In a 6-1 decision last week, the Supreme Court upheld the decision of District Judge Jeffrey Sherlock of Helena, who had denied the request for the state to pay their attorney fees.
Seeking the fees were American Tradition Partnership, a Washington, D.C., group formerly known as Western Tradition Partnership; Champion Painting Inc., of Bozeman; and Montana Shooting Sports Association, based in Missoula.
They challenged Montana’s voter-passed 1912 law that prohibited corporations from making independent expenditures for or against political candidates, citing the U.S. Supreme Court’s 2010 Citizens United vs. FEC decision. Sherlock agreed and struck down the state law but refused to grant attorney fees.
The Montana Supreme Court, however, reversed Sherlock in December 2011 in a 5-2 decision and upheld the Montana law.
American Tradition Partnership and the others appealed that ruling to the U.S. Supreme Court. In June, the nation’s highest court, in a 5-4 decision, summarily reversed the Montana Supreme Court and struck down the state law.

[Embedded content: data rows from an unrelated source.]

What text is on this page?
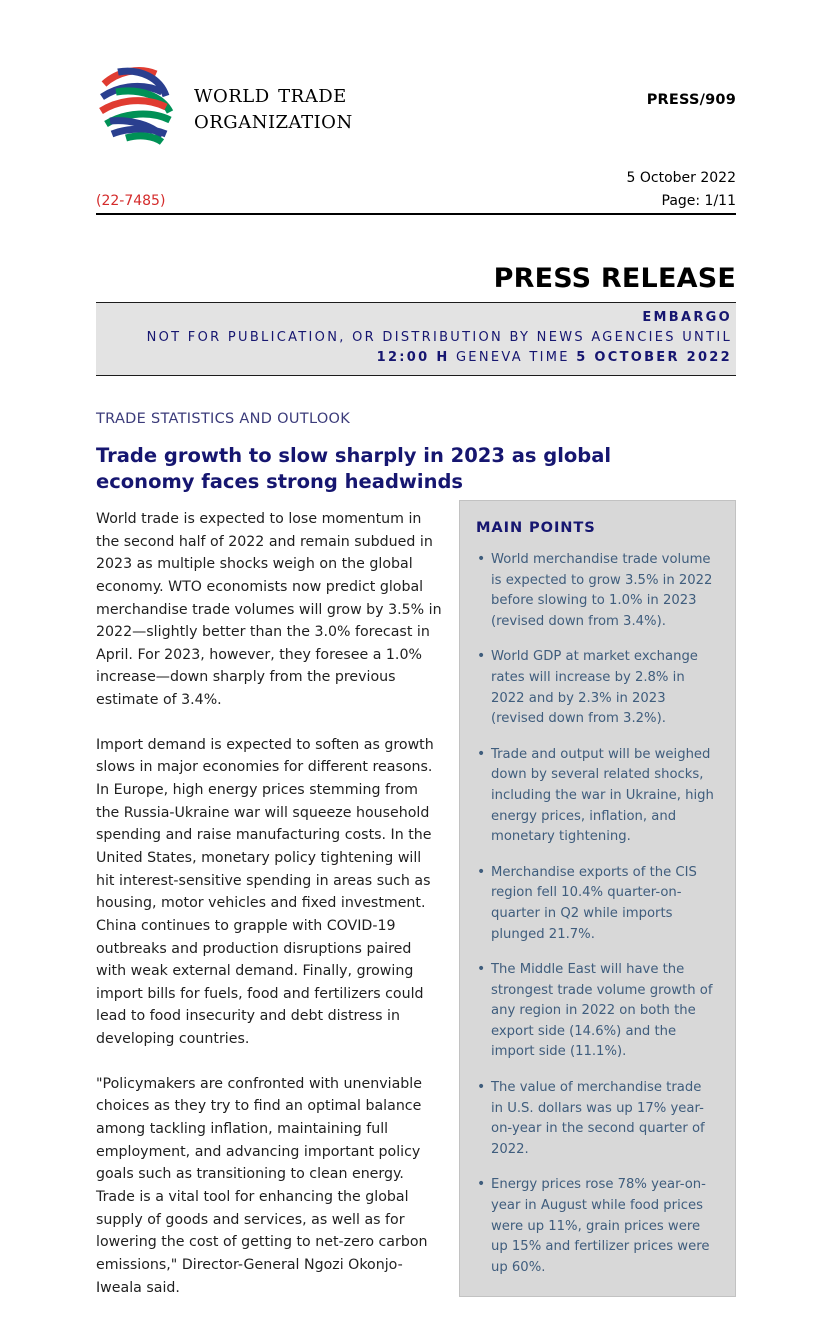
world trade
organization
PRESS/909
5 October 2022
(22-7485)	Page: 1/11
PRESS RELEASE
EMBARGO
NOT FOR PUBLICATION, OR DISTRIBUTION BY NEWS AGENCIES UNTIL
12:00 H GENEVA TIME 5 OCTOBER 2022
TRADE STATISTICS AND OUTLOOK
Trade growth to slow sharply in 2023 as global economy faces strong headwinds

World trade is expected to lose momentum in the second half of 2022 and remain subdued in 2023 as multiple shocks weigh on the global economy. WTO economists now predict global merchandise trade volumes will grow by 3.5% in 2022—slightly better than the 3.0% forecast in April. For 2023, however, they foresee a 1.0% increase—down sharply from the previous estimate of 3.4%.

Import demand is expected to soften as growth slows in major economies for different reasons. In Europe, high energy prices stemming from the Russia-Ukraine war will squeeze household spending and raise manufacturing costs. In the United States, monetary policy tightening will hit interest-sensitive spending in areas such as housing, motor vehicles and fixed investment. China continues to grapple with COVID-19 outbreaks and production disruptions paired with weak external demand. Finally, growing import bills for fuels, food and fertilizers could lead to food insecurity and debt distress in developing countries.

"Policymakers are confronted with unenviable choices as they try to find an optimal balance among tackling inflation, maintaining full employment, and advancing important policy goals such as transitioning to clean energy. Trade is a vital tool for enhancing the global supply of goods and services, as well as for lowering the cost of getting to net-zero carbon emissions," Director-General Ngozi Okonjo-Iweala said.

MAIN POINTS
• World merchandise trade volume is expected to grow 3.5% in 2022 before slowing to 1.0% in 2023 (revised down from 3.4%).
• World GDP at market exchange rates will increase by 2.8% in 2022 and by 2.3% in 2023 (revised down from 3.2%).
• Trade and output will be weighed down by several related shocks, including the war in Ukraine, high energy prices, inflation, and monetary tightening.
• Merchandise exports of the CIS region fell 10.4% quarter-on-quarter in Q2 while imports plunged 21.7%.
• The Middle East will have the strongest trade volume growth of any region in 2022 on both the export side (14.6%) and the import side (11.1%).
• The value of merchandise trade in U.S. dollars was up 17% year-on-year in the second quarter of 2022.
• Energy prices rose 78% year-on-year in August while food prices were up 11%, grain prices were up 15% and fertilizer prices were up 60%.
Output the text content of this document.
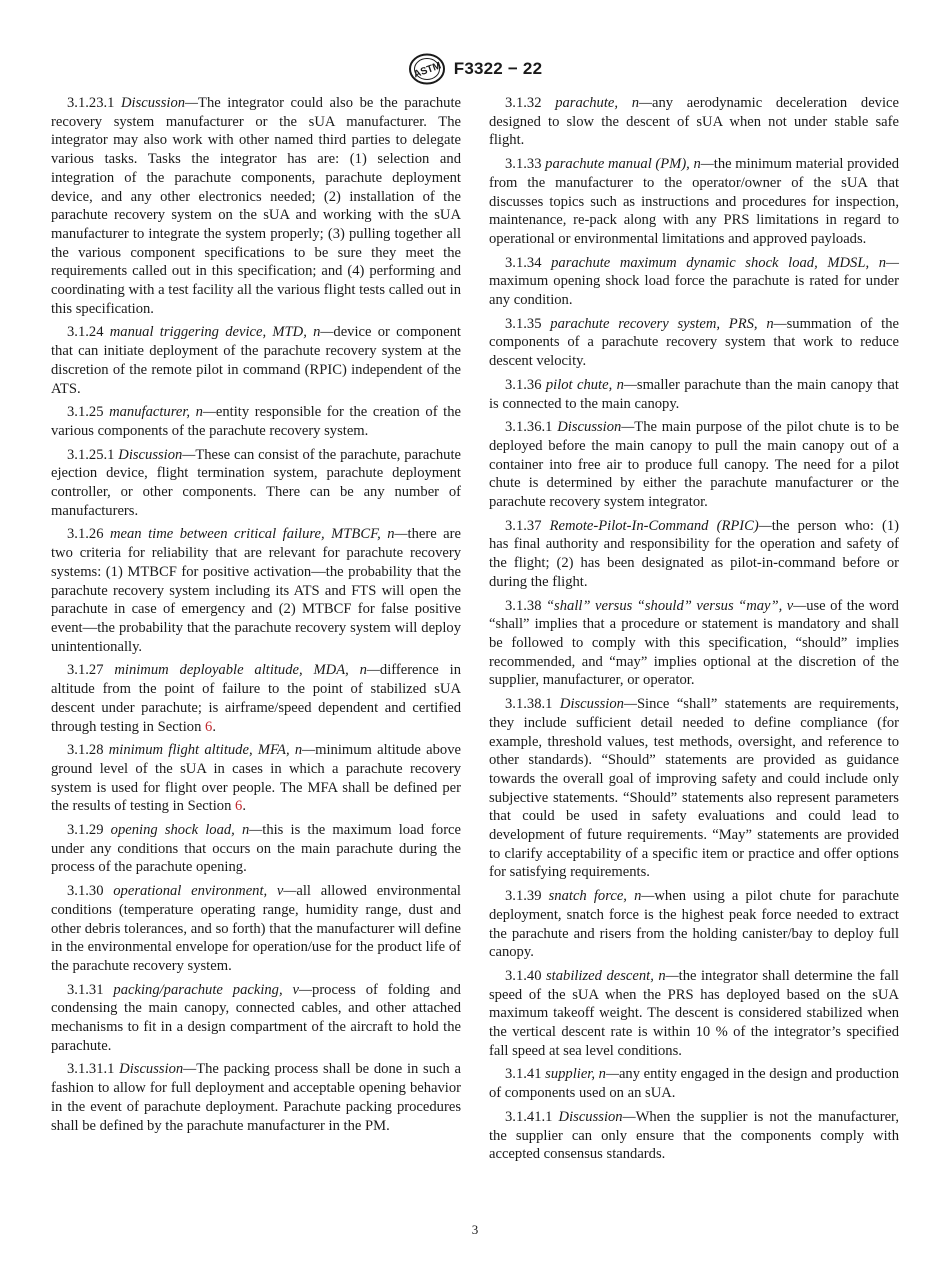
ASTM F3322 − 22

3.1.23.1 Discussion—The integrator could also be the parachute recovery system manufacturer or the sUA manufacturer. The integrator may also work with other named third parties to delegate various tasks. Tasks the integrator has are: (1) selection and integration of the parachute components, parachute deployment device, and any other electronics needed; (2) installation of the parachute recovery system on the sUA and working with the sUA manufacturer to integrate the system properly; (3) pulling together all the various component specifications to be sure they meet the requirements called out in this specification; and (4) performing and coordinating with a test facility all the various flight tests called out in this specification.

3.1.24 manual triggering device, MTD, n—device or component that can initiate deployment of the parachute recovery system at the discretion of the remote pilot in command (RPIC) independent of the ATS.

3.1.25 manufacturer, n—entity responsible for the creation of the various components of the parachute recovery system.

3.1.25.1 Discussion—These can consist of the parachute, parachute ejection device, flight termination system, parachute deployment controller, or other components. There can be any number of manufacturers.

3.1.26 mean time between critical failure, MTBCF, n—there are two criteria for reliability that are relevant for parachute recovery systems: (1) MTBCF for positive activation—the probability that the parachute recovery system including its ATS and FTS will open the parachute in case of emergency and (2) MTBCF for false positive event—the probability that the parachute recovery system will deploy unintentionally.

3.1.27 minimum deployable altitude, MDA, n—difference in altitude from the point of failure to the point of stabilized sUA descent under parachute; is airframe/speed dependent and certified through testing in Section 6.

3.1.28 minimum flight altitude, MFA, n—minimum altitude above ground level of the sUA in cases in which a parachute recovery system is used for flight over people. The MFA shall be defined per the results of testing in Section 6.

3.1.29 opening shock load, n—this is the maximum load force under any conditions that occurs on the main parachute during the process of the parachute opening.

3.1.30 operational environment, v—all allowed environmental conditions (temperature operating range, humidity range, dust and other debris tolerances, and so forth) that the manufacturer will define in the environmental envelope for operation/use for the product life of the parachute recovery system.

3.1.31 packing/parachute packing, v—process of folding and condensing the main canopy, connected cables, and other attached mechanisms to fit in a design compartment of the aircraft to hold the parachute.

3.1.31.1 Discussion—The packing process shall be done in such a fashion to allow for full deployment and acceptable opening behavior in the event of parachute deployment. Parachute packing procedures shall be defined by the parachute manufacturer in the PM.

3.1.32 parachute, n—any aerodynamic deceleration device designed to slow the descent of sUA when not under stable safe flight.

3.1.33 parachute manual (PM), n—the minimum material provided from the manufacturer to the operator/owner of the sUA that discusses topics such as instructions and procedures for inspection, maintenance, re-pack along with any PRS limitations in regard to operational or environmental limitations and approved payloads.

3.1.34 parachute maximum dynamic shock load, MDSL, n—maximum opening shock load force the parachute is rated for under any condition.

3.1.35 parachute recovery system, PRS, n—summation of the components of a parachute recovery system that work to reduce descent velocity.

3.1.36 pilot chute, n—smaller parachute than the main canopy that is connected to the main canopy.

3.1.36.1 Discussion—The main purpose of the pilot chute is to be deployed before the main canopy to pull the main canopy out of a container into free air to produce full canopy. The need for a pilot chute is determined by either the parachute manufacturer or the parachute recovery system integrator.

3.1.37 Remote-Pilot-In-Command (RPIC)—the person who: (1) has final authority and responsibility for the operation and safety of the flight; (2) has been designated as pilot-in-command before or during the flight.

3.1.38 “shall” versus “should” versus “may”, v—use of the word “shall” implies that a procedure or statement is mandatory and shall be followed to comply with this specification, “should” implies recommended, and “may” implies optional at the discretion of the supplier, manufacturer, or operator.

3.1.38.1 Discussion—Since “shall” statements are requirements, they include sufficient detail needed to define compliance (for example, threshold values, test methods, oversight, and reference to other standards). “Should” statements are provided as guidance towards the overall goal of improving safety and could include only subjective statements. “Should” statements also represent parameters that could be used in safety evaluations and could lead to development of future requirements. “May” statements are provided to clarify acceptability of a specific item or practice and offer options for satisfying requirements.

3.1.39 snatch force, n—when using a pilot chute for parachute deployment, snatch force is the highest peak force needed to extract the parachute and risers from the holding canister/bay to deploy full canopy.

3.1.40 stabilized descent, n—the integrator shall determine the fall speed of the sUA when the PRS has deployed based on the sUA maximum takeoff weight. The descent is considered stabilized when the vertical descent rate is within 10 % of the integrator’s specified fall speed at sea level conditions.

3.1.41 supplier, n—any entity engaged in the design and production of components used on an sUA.

3.1.41.1 Discussion—When the supplier is not the manufacturer, the supplier can only ensure that the components comply with accepted consensus standards.

3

The groups argued that they were entitled to have the state reimburse them for the legal fees under the “private attorney general doctrine.” Under that doctrine, private parties in lawsuits can argue for reimbursement of their legal fees in cases in which they sue to vindicate important constitutional rights that the government has failed to enforce.
ATP and the others argued they also were entitled to legal fees under Montana’s Uniform Declaratory Judgments Act.
Justice Beth Baker, writing for the majority, said the court could not conclude that “equitable consideration required it to award fees against the state under either the Uniform Declaratory Judgments Act or the private attorney general doctrine.”
She noted that District Judge Sherlock didn’t abuse his discretion in determining that the state had mounted a good-faith defense of the Corrupt Practices Act.
“While the attorney general did not prevail, it is difficult to conclude that his arguments were frivolous when five members of this court were convinced of their merit,” Baker wrote. “”In the final analysis, even though ATP vindicated principles of constitutional magnitude, the state’s defense also was grounded in constitutional principles and in an effort to enforce interests the executive deemed equally significant to its citizens.”
Justice James Nelson dissented, saying the corporations should have been awarded legal fees under the private attorney general doctrine.
The lawyer representing ATP was Margot B. Ogburn, of Bozeman.